Concerns About Swallow and Shurtleff's “Yes Man”
But the men weren't just concerned about Shurtleff they also wanted Swallow walled off, as well as Shurtleff's communications director Paul Murphy. The report repeated the claim Jenson has made to other media that Swallow had sought to obtain a valuable interest in the Mt. Holly project from Jenson, but notes that the claim is uncorroborated. It also notes Jenson saying that Swallow had also asked Jenson for a $200,000 retainer for legal services saying “I'm going to take care of you when I'm AG.” This offer was allegedly before Swallow was a member of the Attorney General's Office.
In the report Torgensen states that Swallow admitted “that he had done some minimal legal work for Jenson, and he therefore agreed that he should be screened off.” Though Torgensen says Swallow at the time didn't disclose that he had joined Shurtleff at the California resort on Jenson's dime during the summer of 2009.
The prosecutors trying to run their case against Jenson also wanted Murphy screened off the case, but did not succeed in walling him off. They cited concerns that Murphy would report to Shurtleff directly about everything that was going on in the Jenson case, calling Murphy Shurtleff's “yes man.” City Weekly has previously reported on Murphy's close ties to Shurtleff and concerns that Murphy may have blurred the lines between his taxpayer-funded role at the agency and his activities campaigning for Shurtleff's elections.

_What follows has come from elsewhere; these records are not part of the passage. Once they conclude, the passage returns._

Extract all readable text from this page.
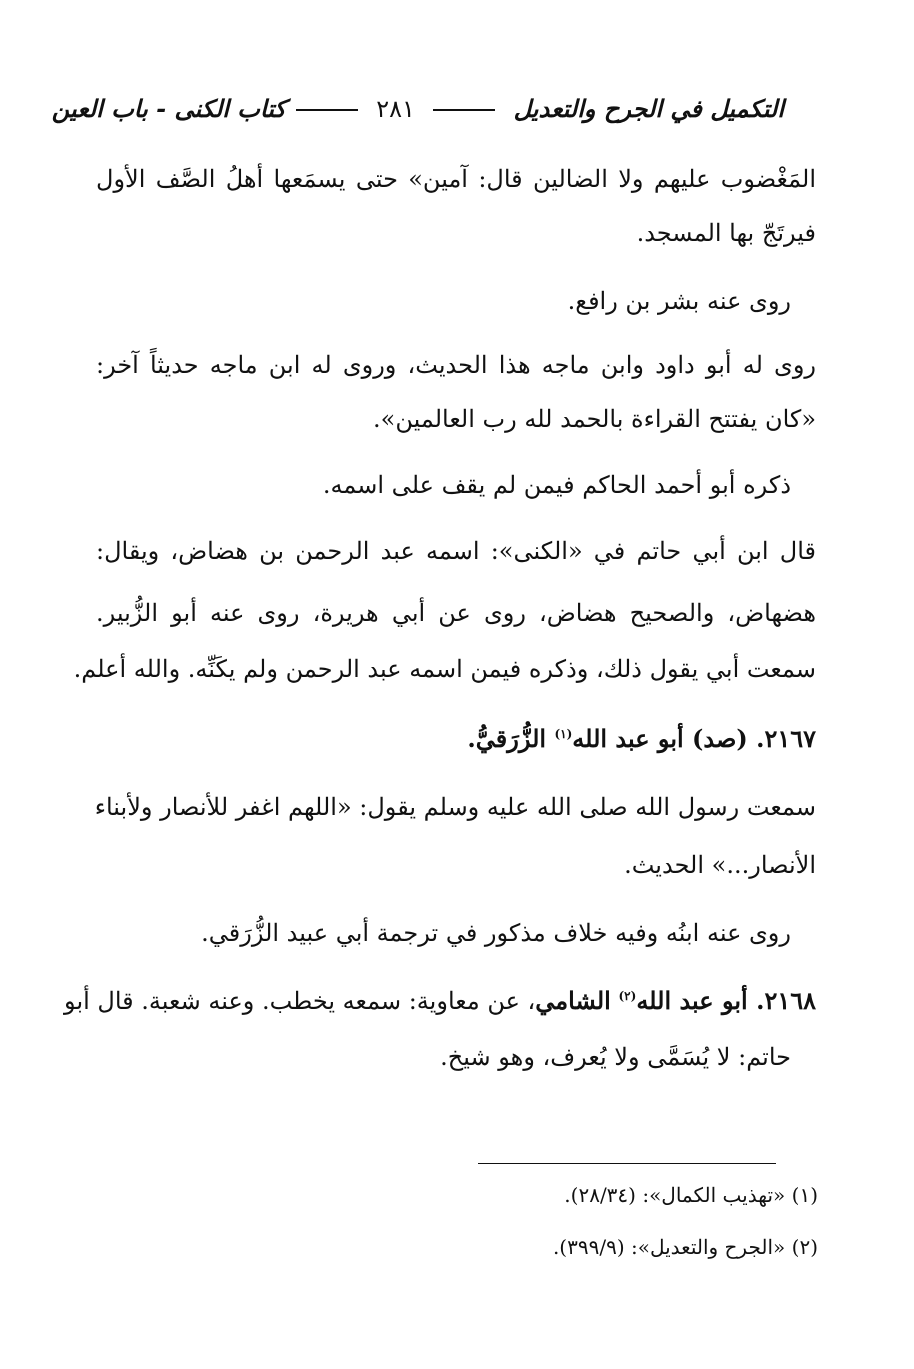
التكميل في الجرح والتعديل  ٢٨١
كتاب الكنى - باب العين
المَغْضوب عليهم ولا الضالين قال: آمين» حتى يسمَعها أهلُ الصَّف الأول
فيرتَجّ بها المسجد.
روى عنه بشر بن رافع.
روى له أبو داود وابن ماجه هذا الحديث، وروى له ابن ماجه حديثاً آخر:
«كان يفتتح القراءة بالحمد لله رب العالمين».
ذكره أبو أحمد الحاكم فيمن لم يقف على اسمه.
قال ابن أبي حاتم في «الكنى»: اسمه عبد الرحمن بن هضاض، ويقال:
هضهاض، والصحيح هضاض، روى عن أبي هريرة، روى عنه أبو الزُّبير.
سمعت أبي يقول ذلك، وذكره فيمن اسمه عبد الرحمن ولم يكَنِّه. والله أعلم.
٢١٦٧. (صد) أبو عبد الله$^{(١)}$ الزُّرَقيُّ.
سمعت رسول الله صلى الله عليه وسلم يقول: «اللهم اغفر للأنصار ولأبناء
الأنصار...» الحديث.
روى عنه ابنُه وفيه خلاف مذكور في ترجمة أبي عبيد الزُّرَقي.
٢١٦٨. أبو عبد الله$^{(٢)}$ الشامي، عن معاوية: سمعه يخطب. وعنه شعبة. قال أبو
حاتم: لا يُسَمَّى ولا يُعرف، وهو شيخ.
(١) «تهذيب الكمال»: (٢٨/٣٤).
(٢) «الجرح والتعديل»: (٣٩٩/٩).
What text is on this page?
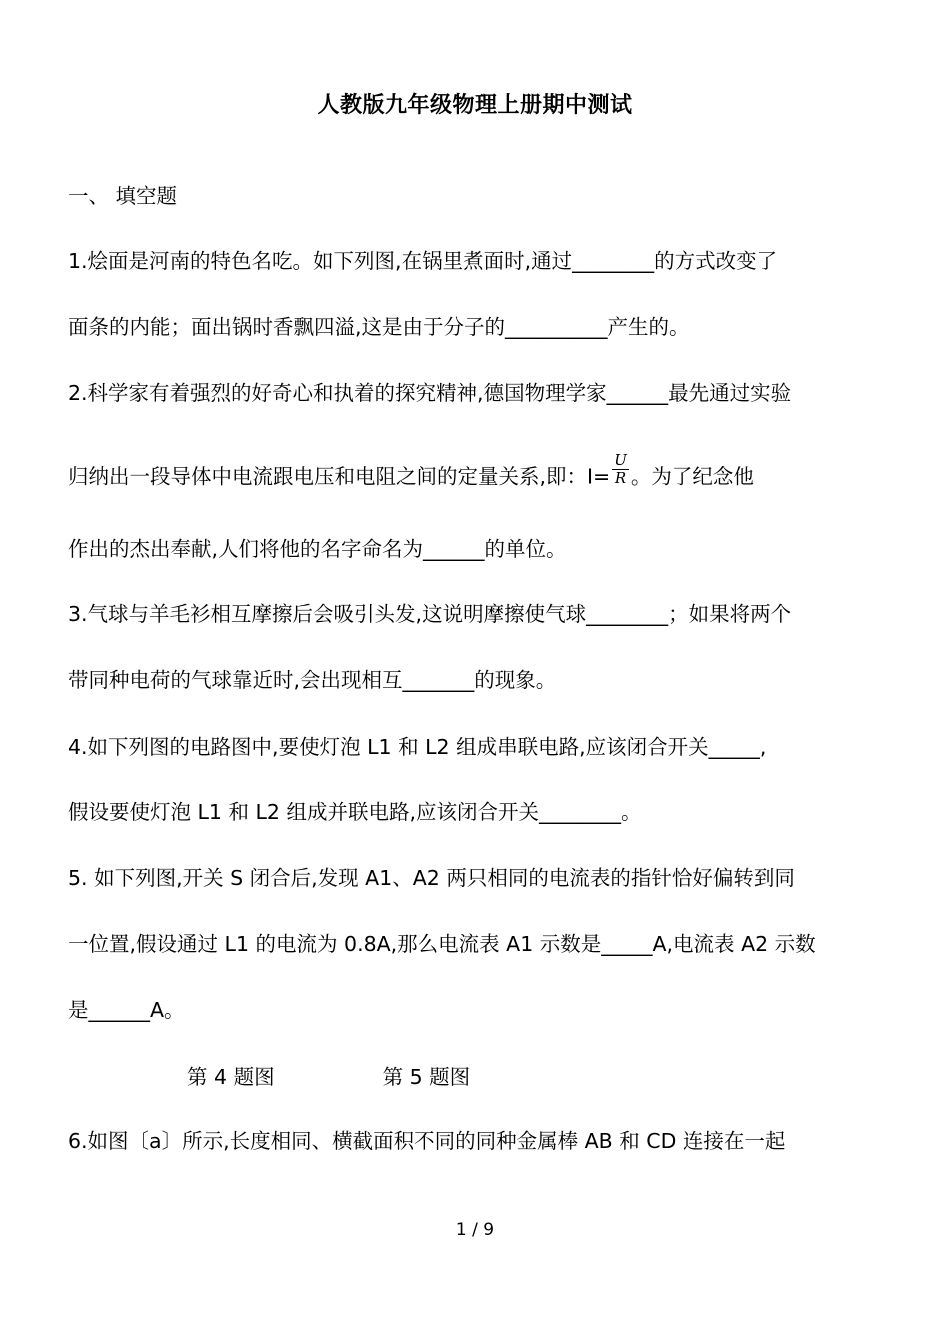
人教版九年级物理上册期中测试
一、 填空题
1.烩面是河南的特色名吃。如下列图,在锅里煮面时,通过________的方式改变了
面条的内能；面出锅时香飘四溢,这是由于分子的__________产生的。
2.科学家有着强烈的好奇心和执着的探究精神,德国物理学家______最先通过实验
归纳出一段导体中电流跟电压和电阻之间的定量关系,即：$I= \frac{U}{R}$ 。为了纪念他
作出的杰出奉献,人们将他的名字命名为______的单位。
3.气球与羊毛衫相互摩擦后会吸引头发,这说明摩擦使气球________；如果将两个
带同种电荷的气球靠近时,会出现相互_______的现象。
4.如下列图的电路图中,要使灯泡 L1 和 L2 组成串联电路,应该闭合开关_____,
假设要使灯泡 L1 和 L2 组成并联电路,应该闭合开关________。
5. 如下列图,开关 S 闭合后,发现 A1、A2 两只相同的电流表的指针恰好偏转到同
一位置,假设通过 L1 的电流为 0.8A,那么电流表 A1 示数是_____A,电流表 A2 示数
是______A。
第 4 题图	第 5 题图
6.如图〔a〕所示,长度相同、横截面积不同的同种金属棒 AB 和 CD 连接在一起
1 / 9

The report also cites multiple instances where prosecutors say they saw Shurtleff realizing that his connections to Jenson might come back to bite him or Swallow's political futures, causing him to shift into “CYA” or Cover Your Ass mode.
For example when Jenson was sentenced on November 3, 2011 on felony charges that could involve up to ten years in prison, Torgensen reported the sentence to Shurtleff who in an e-mail responded: “Good! Congrats! Despite what some in our office may think, I believe Kensen [sic] is a dirty crook.”
According to the report, prosecutors felt this change of heart was a “CYA effort i.e., an attempt to leave a paper trail that would demonstrate that he was in favor of tough punishment for Jenson when, in fact, Shurtleff had been single-handedly responsible for the earlier plea in abeyance and concessions made to Jenson during the plea process.”
Shurtleff's Behavior “Defies Explanation”
The internal investigation report acknowledges that the scope of its review was limited and that it was unable to get comment from Shurtleff or Swallow based on advice from their counsel. Even still, their ultimate conclusion was to say simply that while it's fair to offer a hearing about whether Jenson's imprisonment is the result of Shurtleff and Swallow's inappropriate meddling, they argue that “we do not believe that Jenson has suffered any prejudice from the way his cases were prosecuted.”
They do, however, take exception to Shurtleff's insertion into Jenson's cases saying “it defies explanation.” While Shurtleff purported to have an “open-door” policy meaning he would meet with any citizen with a complaint, the report notes prosecutors believing that “Shurtleff was a 'meddler' only when the case involved people who had particular access or influence.”